Reviewed 24 April 2026 · Primary keyword: what is litigation funding

The Legal Aid, Sentencing and Punishment of Offenders Act 2012 introduced damages-based agreements into contentious work in England and Wales, but the regulations governing them have been widely criticised as unworkable and market uptake has been limited.

Practitioners advising clients on contingency fee structures must account for the regulatory constraints on DBAs and should not assume the instrument is readily deployable in commercial litigation without careful compliance analysis.

The UK Supreme Court's decision in PACCAR in 2023 introduced significant uncertainty about the enforceability of certain third-party litigation funding agreements by treating some of them as damages-based agreements under the relevant statutory definition, contrary to the market's prior understanding.

Any funder or law firm relying on funding agreements drafted before the PACCAR decision should review those agreements for enforceability risk, and new agreements should be structured with the PACCAR classification question explicitly addressed.

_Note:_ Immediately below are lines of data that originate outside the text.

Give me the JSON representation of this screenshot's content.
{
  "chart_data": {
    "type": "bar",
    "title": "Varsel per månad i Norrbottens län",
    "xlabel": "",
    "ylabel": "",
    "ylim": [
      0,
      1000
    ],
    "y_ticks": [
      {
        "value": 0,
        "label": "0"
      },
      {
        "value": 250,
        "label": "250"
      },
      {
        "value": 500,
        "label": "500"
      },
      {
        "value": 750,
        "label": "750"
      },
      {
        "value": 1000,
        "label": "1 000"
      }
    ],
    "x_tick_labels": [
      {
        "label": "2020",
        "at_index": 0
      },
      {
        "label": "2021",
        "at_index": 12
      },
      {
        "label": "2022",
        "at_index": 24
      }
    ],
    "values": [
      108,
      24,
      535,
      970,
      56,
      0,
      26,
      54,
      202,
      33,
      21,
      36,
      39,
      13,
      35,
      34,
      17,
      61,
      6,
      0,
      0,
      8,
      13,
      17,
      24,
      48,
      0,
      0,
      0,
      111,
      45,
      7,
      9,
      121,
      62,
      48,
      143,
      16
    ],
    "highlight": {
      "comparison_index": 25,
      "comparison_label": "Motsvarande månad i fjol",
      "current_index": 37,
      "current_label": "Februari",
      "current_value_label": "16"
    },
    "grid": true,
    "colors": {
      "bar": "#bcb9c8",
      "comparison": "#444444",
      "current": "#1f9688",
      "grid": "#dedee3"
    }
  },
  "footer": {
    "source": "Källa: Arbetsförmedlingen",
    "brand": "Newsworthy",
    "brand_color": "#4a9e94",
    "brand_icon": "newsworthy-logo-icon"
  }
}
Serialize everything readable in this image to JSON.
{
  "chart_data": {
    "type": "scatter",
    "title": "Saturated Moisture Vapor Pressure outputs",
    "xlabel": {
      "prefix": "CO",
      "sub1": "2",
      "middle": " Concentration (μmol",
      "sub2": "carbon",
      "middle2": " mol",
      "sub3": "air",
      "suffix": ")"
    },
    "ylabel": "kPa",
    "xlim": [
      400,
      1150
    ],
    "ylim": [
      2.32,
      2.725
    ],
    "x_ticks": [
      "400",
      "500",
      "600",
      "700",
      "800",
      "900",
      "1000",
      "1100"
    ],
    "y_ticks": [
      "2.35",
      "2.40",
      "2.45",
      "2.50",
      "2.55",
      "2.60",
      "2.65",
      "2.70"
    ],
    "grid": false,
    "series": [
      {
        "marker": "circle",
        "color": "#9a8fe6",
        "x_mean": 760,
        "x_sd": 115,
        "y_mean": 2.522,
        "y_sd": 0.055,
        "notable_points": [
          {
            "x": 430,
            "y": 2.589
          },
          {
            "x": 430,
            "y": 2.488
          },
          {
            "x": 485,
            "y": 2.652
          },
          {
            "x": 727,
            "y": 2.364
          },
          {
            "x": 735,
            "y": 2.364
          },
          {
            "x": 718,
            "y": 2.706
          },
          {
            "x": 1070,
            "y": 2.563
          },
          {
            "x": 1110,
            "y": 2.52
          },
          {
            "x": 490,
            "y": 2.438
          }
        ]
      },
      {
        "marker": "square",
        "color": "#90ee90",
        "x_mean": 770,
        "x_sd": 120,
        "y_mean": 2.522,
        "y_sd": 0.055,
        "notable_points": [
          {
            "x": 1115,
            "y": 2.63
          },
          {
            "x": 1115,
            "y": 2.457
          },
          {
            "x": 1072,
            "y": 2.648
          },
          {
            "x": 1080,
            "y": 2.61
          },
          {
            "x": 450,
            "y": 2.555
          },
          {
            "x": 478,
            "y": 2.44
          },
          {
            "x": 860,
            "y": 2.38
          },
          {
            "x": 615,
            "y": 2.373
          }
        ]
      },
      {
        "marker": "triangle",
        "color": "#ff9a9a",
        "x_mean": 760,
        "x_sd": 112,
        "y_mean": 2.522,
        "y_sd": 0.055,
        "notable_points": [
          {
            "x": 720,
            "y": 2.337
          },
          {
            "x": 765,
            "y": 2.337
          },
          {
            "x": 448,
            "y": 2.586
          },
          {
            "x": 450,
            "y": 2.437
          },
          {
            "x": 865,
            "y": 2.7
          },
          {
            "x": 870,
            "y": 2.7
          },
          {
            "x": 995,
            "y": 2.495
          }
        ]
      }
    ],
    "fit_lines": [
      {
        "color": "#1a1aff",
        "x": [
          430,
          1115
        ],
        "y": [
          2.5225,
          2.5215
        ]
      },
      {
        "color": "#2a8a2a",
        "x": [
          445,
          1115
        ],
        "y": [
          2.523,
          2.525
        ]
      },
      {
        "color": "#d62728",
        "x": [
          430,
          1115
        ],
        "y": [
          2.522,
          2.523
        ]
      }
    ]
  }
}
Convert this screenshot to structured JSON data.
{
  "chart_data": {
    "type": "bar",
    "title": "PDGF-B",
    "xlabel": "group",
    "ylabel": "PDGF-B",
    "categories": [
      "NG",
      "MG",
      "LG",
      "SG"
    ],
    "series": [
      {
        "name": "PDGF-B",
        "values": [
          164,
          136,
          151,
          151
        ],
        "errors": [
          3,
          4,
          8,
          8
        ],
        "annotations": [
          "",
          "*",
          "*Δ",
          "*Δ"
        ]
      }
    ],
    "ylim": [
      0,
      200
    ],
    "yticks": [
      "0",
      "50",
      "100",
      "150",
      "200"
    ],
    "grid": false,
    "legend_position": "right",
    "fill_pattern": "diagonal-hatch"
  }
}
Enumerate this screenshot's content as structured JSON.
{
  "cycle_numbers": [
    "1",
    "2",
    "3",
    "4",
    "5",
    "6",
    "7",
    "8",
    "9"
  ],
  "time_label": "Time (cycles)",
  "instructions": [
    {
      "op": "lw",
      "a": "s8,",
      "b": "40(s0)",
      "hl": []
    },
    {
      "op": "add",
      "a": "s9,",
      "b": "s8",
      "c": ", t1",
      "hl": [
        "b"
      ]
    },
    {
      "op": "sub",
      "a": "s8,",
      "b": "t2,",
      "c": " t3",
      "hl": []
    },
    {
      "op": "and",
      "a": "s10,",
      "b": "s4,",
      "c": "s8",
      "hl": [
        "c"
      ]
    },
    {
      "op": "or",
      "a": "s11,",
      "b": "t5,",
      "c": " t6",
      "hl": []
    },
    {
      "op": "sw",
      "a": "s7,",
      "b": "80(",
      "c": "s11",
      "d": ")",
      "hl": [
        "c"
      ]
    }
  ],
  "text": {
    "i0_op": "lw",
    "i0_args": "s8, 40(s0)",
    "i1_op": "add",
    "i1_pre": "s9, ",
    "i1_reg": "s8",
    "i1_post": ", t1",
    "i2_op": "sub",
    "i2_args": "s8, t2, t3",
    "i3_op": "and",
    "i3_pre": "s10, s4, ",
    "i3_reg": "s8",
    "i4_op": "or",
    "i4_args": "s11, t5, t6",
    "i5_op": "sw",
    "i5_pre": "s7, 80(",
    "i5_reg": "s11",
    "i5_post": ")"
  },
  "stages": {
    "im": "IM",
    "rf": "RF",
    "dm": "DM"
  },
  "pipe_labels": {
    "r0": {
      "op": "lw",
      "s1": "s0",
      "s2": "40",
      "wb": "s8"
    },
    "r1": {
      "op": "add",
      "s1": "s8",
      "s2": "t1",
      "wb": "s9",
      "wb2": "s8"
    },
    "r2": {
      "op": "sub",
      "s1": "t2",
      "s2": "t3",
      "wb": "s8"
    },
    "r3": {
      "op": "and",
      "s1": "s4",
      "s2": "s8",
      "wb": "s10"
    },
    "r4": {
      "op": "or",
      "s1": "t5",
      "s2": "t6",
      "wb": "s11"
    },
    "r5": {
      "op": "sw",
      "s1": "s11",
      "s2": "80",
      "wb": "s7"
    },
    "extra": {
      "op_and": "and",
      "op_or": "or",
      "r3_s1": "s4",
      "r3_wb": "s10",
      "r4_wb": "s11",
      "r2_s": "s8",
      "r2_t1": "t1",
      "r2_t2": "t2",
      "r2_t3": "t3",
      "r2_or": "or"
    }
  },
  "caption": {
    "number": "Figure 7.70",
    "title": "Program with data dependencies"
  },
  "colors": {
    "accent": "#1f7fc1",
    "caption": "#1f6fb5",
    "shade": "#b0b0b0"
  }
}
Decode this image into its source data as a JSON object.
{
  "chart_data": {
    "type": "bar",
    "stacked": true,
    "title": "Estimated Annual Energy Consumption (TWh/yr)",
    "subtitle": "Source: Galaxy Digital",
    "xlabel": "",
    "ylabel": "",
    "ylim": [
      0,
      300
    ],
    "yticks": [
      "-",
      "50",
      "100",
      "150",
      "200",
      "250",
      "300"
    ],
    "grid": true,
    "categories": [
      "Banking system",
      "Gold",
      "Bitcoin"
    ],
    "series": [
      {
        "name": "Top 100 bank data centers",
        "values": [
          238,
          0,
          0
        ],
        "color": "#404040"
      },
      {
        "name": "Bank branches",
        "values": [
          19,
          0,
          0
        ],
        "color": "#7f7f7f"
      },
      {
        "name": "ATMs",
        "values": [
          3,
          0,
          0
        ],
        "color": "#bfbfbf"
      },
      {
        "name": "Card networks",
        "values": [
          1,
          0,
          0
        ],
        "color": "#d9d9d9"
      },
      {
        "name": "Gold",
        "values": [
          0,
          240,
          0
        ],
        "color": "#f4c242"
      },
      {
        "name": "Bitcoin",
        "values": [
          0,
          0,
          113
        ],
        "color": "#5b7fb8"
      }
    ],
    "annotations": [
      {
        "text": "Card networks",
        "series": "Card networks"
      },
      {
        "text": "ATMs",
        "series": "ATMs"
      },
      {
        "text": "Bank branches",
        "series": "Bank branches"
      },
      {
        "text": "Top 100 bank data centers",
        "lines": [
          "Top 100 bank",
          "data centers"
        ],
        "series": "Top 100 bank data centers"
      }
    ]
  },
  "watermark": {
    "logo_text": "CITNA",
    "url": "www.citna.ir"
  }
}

The Association of Litigation Funders operates a voluntary code of conduct covering capital adequacy and conduct standards for third-party funders in England and Wales, and third-party funders are not currently regulated by the Financial Conduct Authority in the way consumer credit providers are.

The absence of statutory regulation for litigation funders means counterparties must conduct their own diligence on a funder's financial standing and conduct standards rather than relying on a regulatory framework to provide that assurance.